Saturday, November 3, 2018

Meeting the Snob Factor

The best journals employ a snob factor as a first cut to limit the deluge of submitted manuscripts that go out for peer review.  The editor uses the "desk reject" for potential papers that don't look interesting.  Then, the reviewers are asked to evaluate a manuscript's significance to the field prior commenting on the technical details.  These two layers of subjective assessment can doom a manuscript, relegating it to a polite rejection: the work might be technically correct, but it is not of broad enough interest.

One such journal is Optics Letters, published by the Optical Society of America.  Though it is eclipsed by the new OSA journal Optica in its impact, it is still a highly selective and respectable publication.  Recently, we beat the odds by receiving an acceptance letter (subject to minor revision) along with the initial reviews.  The preprint of the paper can be viewed at https://arxiv.org/pdf/1809.01216.pdf

While the paper is based on some esoteric principles, it provides the experimentalist with a recipe for adding one state to the simple model commonly used in the field to correct for the infinite number of states that are omitted for bovious practical reasons.  This magical state is a proxy for those infinite numbers of states that are ignored.  The figure shows a plot corresponding to the uncorrected model (left) and the corrected one (right).  The nice smooth green background and the sharp red along the diagonal is the signature of success.  We thought it cool and useful that such a proxy state could fix a problem that has been plaguing nonlinear-optical measurements for decades.  For once, the editor and reviewers agree.

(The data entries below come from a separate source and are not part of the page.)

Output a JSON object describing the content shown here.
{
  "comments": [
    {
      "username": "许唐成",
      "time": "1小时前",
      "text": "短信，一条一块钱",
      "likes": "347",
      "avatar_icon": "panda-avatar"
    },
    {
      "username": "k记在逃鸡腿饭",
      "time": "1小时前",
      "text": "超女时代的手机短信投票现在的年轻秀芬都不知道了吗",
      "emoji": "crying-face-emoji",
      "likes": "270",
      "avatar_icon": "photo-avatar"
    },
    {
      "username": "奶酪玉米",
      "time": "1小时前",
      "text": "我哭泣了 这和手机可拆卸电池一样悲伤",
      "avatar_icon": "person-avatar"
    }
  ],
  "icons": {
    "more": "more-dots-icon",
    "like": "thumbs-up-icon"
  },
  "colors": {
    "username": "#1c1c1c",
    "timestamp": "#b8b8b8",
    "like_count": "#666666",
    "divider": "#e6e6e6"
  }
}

Here is a summary of the reviews:

Reviewer 1:

The manuscript represents an important advance in the calculation of nonlinear susceptibilities because it presents for the first time a method for dealing with the difficult continuum states present in realistic models of molecules. Ignoring these states leads, as the authors identify, to large errors in the calculations while, perhaps surprisingly, a single proxy state allows one to eliminate these errors to a large degree. This proxy state is not just a mathematical fudge, it is defined through physically measurable quantities. I therefore strongly recommend publication. 
 
Reviewer 2:

This is an interesting work discussing corrections to polarizability and hyperpolarizability calculations for limited state models that can be made using a single proxy state.  The conclusions are well supported by the calculations and this will find significant interest in its community.